I’ve always been fascinated by how girlhood, as an aesthetic and cultural script, has been about reclaiming space. What once seemed trivial, pink accessories, playful slang, glittered stationery, a kind of joyful frivolity, now circulates with immense cultural capital, much thanks to movies such as Barbie(2023). Yet the more I think about it, the more I sense that this very softness hides harder edges. Behind the playful tone, there are complex undercurrents that link girlhood performance with broader political and cultural frameworks.

Girlhood, after all, isn’t just about expression; it’s about choreography. It is the dance between empowerment and constraint, radical possibility and conservative retrenchment. To study it is to realise that every (maybe not every, but a lot of) pastel-coloured scrunchie is also a knot tying femininity to a deeper ideological fabric.
When Empowerment Becomes Palatable
One of the questions I keep circling is this: who benefits from the cheerfulness of girlhood? On the surface, girlhood culture promises liberation. It allows young women to reclaim the stereotypes of softness and playfulness once used to belittle them. There’s joy in celebrating silliness, in saying, “yes, I’ll embrace excess glitter and call it power.”

But I wonder if that empowerment sometimes becomes palatable precisely because it is non-threatening. It offers a form of feminism that doesn’t unsettle too deeply, that packages power in ways that remain digestible to dominant cultural orders. This kind of girlhood doesn’t shout or demand systemic change; it flutters its lashes, makes its spreadsheets cute, and says everything is fine.
Tropes and Subtexts
Literature often reminds us that surfaces are deceiving. The familiar trope of the ingénue, for instance, is rarely as innocent as she appears. Beneath her softness lies a script written by patriarchy, one that makes her charming precisely because she does not disrupt.

Girlhood culture today mirrors this paradox. Its aesthetics, pastels, bows, and cutesy slang function as signs, and signs always carry subtexts. They can be liberating in some contexts, but they can also reinforce the very structures they seem to resist. The smile, the sparkle, the softness: each can mask a deeper conservatism that celebrates girlhood as long as it stays playful, not political.
The Weight of Cheerfulness
Imagine if one tries to write a story in which the protagonist always spoke in cheerful, over-bright tones, even during tragedy. At first, it can feel like a bold, creative choice, an exaggerated embrace of positivity. But the longer you live with her, the more suffocating she becomes. Her brightness leaves no space for grief, no room for complexity.

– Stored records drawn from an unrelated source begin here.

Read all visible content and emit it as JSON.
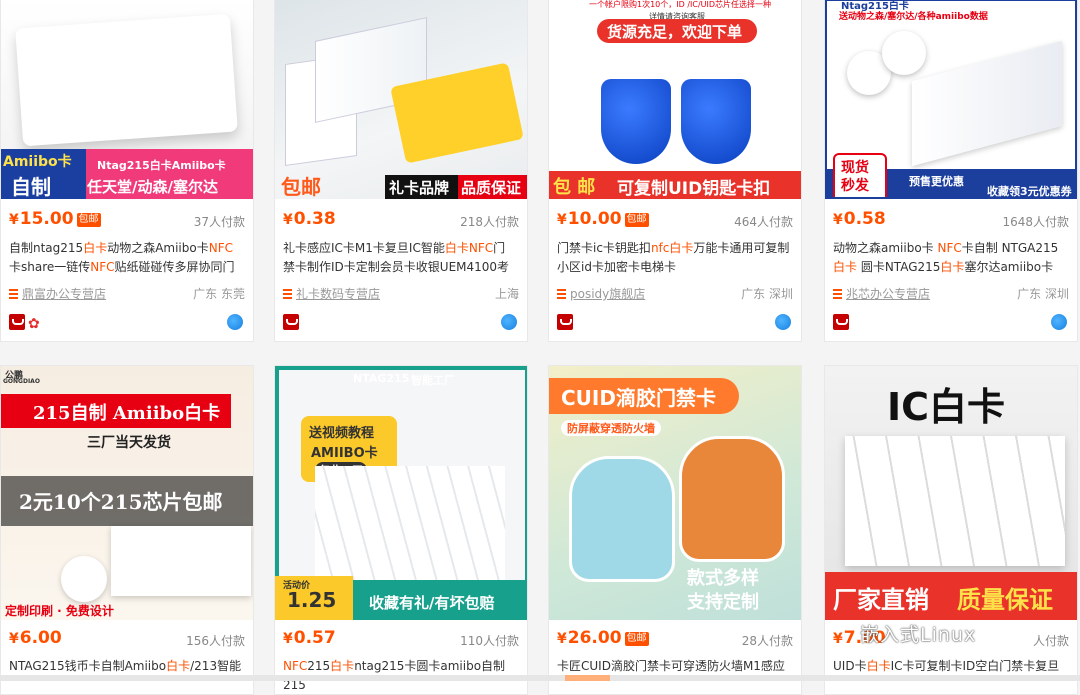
{
  "products": [
    {
      "image_text": [
        "Amiibo卡",
        "自制",
        "Ntag215白卡Amiibo卡",
        "任天堂/动森/塞尔达"
      ],
      "price": "15.00",
      "baoyou": "包邮",
      "sold": "37人付款",
      "title_parts": [
        [
          "自制ntag215",
          0
        ],
        [
          "白卡",
          1
        ],
        [
          "动物之森Amiibo卡",
          0
        ],
        [
          "NFC",
          1
        ],
        [
          "卡share一链传",
          0
        ],
        [
          "NFC",
          1
        ],
        [
          "贴纸碰碰传多屏协同门禁",
          0
        ]
      ],
      "shop": "鼎富办公专营店",
      "location": "广东 东莞",
      "badges": [
        "tmall-icon",
        "flower-icon"
      ]
    },
    {
      "image_text": [
        "包邮",
        "礼卡品牌",
        "品质保证"
      ],
      "price": "0.38",
      "baoyou": "",
      "sold": "218人付款",
      "title_parts": [
        [
          "礼卡感应IC卡M1卡复旦IC智能",
          0
        ],
        [
          "白卡",
          1
        ],
        [
          "NFC",
          1
        ],
        [
          "门禁卡制作ID卡定制会员卡收银UEM4100考",
          0
        ]
      ],
      "shop": "礼卡数码专营店",
      "location": "上海",
      "badges": [
        "tmall-icon"
      ]
    },
    {
      "image_text": [
        "一个帐户限购1次10个，ID /IC/UID芯片任选择一种",
        "详情请咨询客服",
        "货源充足，欢迎下单",
        "包 邮",
        "可复制UID钥匙卡扣"
      ],
      "price": "10.00",
      "baoyou": "包邮",
      "sold": "464人付款",
      "title_parts": [
        [
          "门禁卡ic卡钥匙扣",
          0
        ],
        [
          "nfc",
          1
        ],
        [
          "白卡",
          1
        ],
        [
          "万能卡通用可复制小区id卡加密卡电梯卡",
          0
        ]
      ],
      "shop": "posidy旗舰店",
      "location": "广东 深圳",
      "badges": [
        "tmall-icon"
      ]
    },
    {
      "image_text": [
        "Ntag215白卡",
        "送动物之森/塞尔达/各种amiibo数据",
        "现货",
        "秒发",
        "预售更优惠",
        "收藏领3元优惠券"
      ],
      "price": "0.58",
      "baoyou": "",
      "sold": "1648人付款",
      "title_parts": [
        [
          "动物之森amiibo卡 ",
          0
        ],
        [
          "NFC",
          1
        ],
        [
          "卡自制 NTGA215",
          0
        ],
        [
          "白卡",
          1
        ],
        [
          " 圆卡NTAG215",
          0
        ],
        [
          "白卡",
          1
        ],
        [
          "塞尔达amiibo卡",
          0
        ]
      ],
      "shop": "兆芯办公专营店",
      "location": "广东 深圳",
      "badges": [
        "tmall-icon"
      ]
    },
    {
      "image_text": [
        "公鹏",
        "GONGDIAO",
        "215自制 Amiibo白卡",
        "三厂当天发货",
        "2元10个215芯片包邮",
        "定制印刷 · 免费设计"
      ],
      "price": "6.00",
      "baoyou": "",
      "sold": "156人付款",
      "title_parts": [
        [
          "NTAG215钱币卡自制Amiibo",
          0
        ],
        [
          "白卡",
          1
        ],
        [
          "/213智能",
          0
        ]
      ]
    },
    {
      "image_text": [
        "NTAG215",
        "智能工厂",
        "送视频教程",
        "AMIIBO卡",
        "仅此一天",
        "活动价",
        "1.25",
        "收藏有礼/有坏包赔"
      ],
      "price": "0.57",
      "baoyou": "",
      "sold": "110人付款",
      "title_parts": [
        [
          "NFC",
          1
        ],
        [
          "215",
          0
        ],
        [
          "白卡",
          1
        ],
        [
          "ntag215卡圆卡amiibo自制215",
          0
        ]
      ]
    },
    {
      "image_text": [
        "CUID滴胶门禁卡",
        "防屏蔽穿透防火墙",
        "款式多样",
        "支持定制"
      ],
      "price": "26.00",
      "baoyou": "包邮",
      "sold": "28人付款",
      "title_parts": [
        [
          "卡匠CUID滴胶门禁卡可穿透防火墙M1感应",
          0
        ]
      ]
    },
    {
      "image_text": [
        "IC白卡",
        "厂家直销",
        "质量保证"
      ],
      "price": "7.00",
      "baoyou": "",
      "sold": "人付款",
      "title_parts": [
        [
          "UID卡",
          0
        ],
        [
          "白卡",
          1
        ],
        [
          "IC卡可复制卡ID空白门禁卡复旦",
          0
        ]
      ]
    }
  ],
  "currency": "¥",
  "watermark": "嵌入式Linux",
  "colors": {
    "accent": "#ff5000",
    "tmall": "#c40000"
  }
}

I think about that character often when I reflect on girlhood culture. Cheerfulness is powerful, but it can also become a cage. When femininity is expected to always look light, fun, and easy, it quietly disciplines us into leaving discomfort, anger, or critique unsaid. That’s a form of soft power: a velvet-gloved silencing.
The Aesthetics of Conservatism
It’s tempting to think of conservatism as stern, grey, and rigid. Yet its genius often lies in camouflage. Girlhood aesthetics can provide that camouflage. They render certain political or cultural ideals less visible, or at least less threatening.

What emerges is a mode of domesticated radicalism: an aesthetic that looks new and empowering, but actually contains women within a comforting spectacle. By framing femininity as charming and harmless, it sustains old hierarchies while appearing modern. It whispers: play as much as you like, but don’t disrupt.
The Classroom Conversation
Judith Butler states to us that gender is performative, but here the performance feels doubly fraught. It’s not only about how femininity is enacted, but also about how it is marketed back to women as empowerment.

The question becomes: how can we celebrate the joy of girlhood aesthetics without letting them flatten feminist critique? I think of writers like Sylvia Plath, who destabilised domestic tropes by saturating them with rage, or Jeanette Winterson, who painted queer femininity in riotous, rebellious colours. They show us that aesthetic joy doesn’t have to be conservative; it can be unruly, unsettling, even grotesque in its brightness.
Holding Contradictions
The truth is, you don’t have to reject girlhood entirely. There’s genuine delight in softness, in play, in collective silliness. To love glitter or bows is not inherently reactionary. Just take a look at Gulabi Gang from our very own India. Yet one has to be aware of the politics woven into them.

So perhaps the task is not to choose between rejection and uncritical celebration. It’s to hold the contradiction in balance: to enjoy the whimsy while recognising its potential constraints. Girlhood culture, like any aesthetic, contains multitudes. It can soothe, silence, empower, and entrap all at once.
Listening to the Hum Beneath the Glitter
What lingers with me is this sense of double-listening. On one level, I hear the joy: the laughter of friendship, the lightness of claiming femininity on one’s own terms. But beneath that, I also hear the hum of politics: a quieter melody that tells women what is acceptable, what is digestible, what is beautiful enough to belong.
As a literature student, I’m trained to read both surface and subtext, both trope and disruption. And girlhood is precisely that kind of text: a performance that dazzles in its brightness, but whose power lies in the shadows it conceals.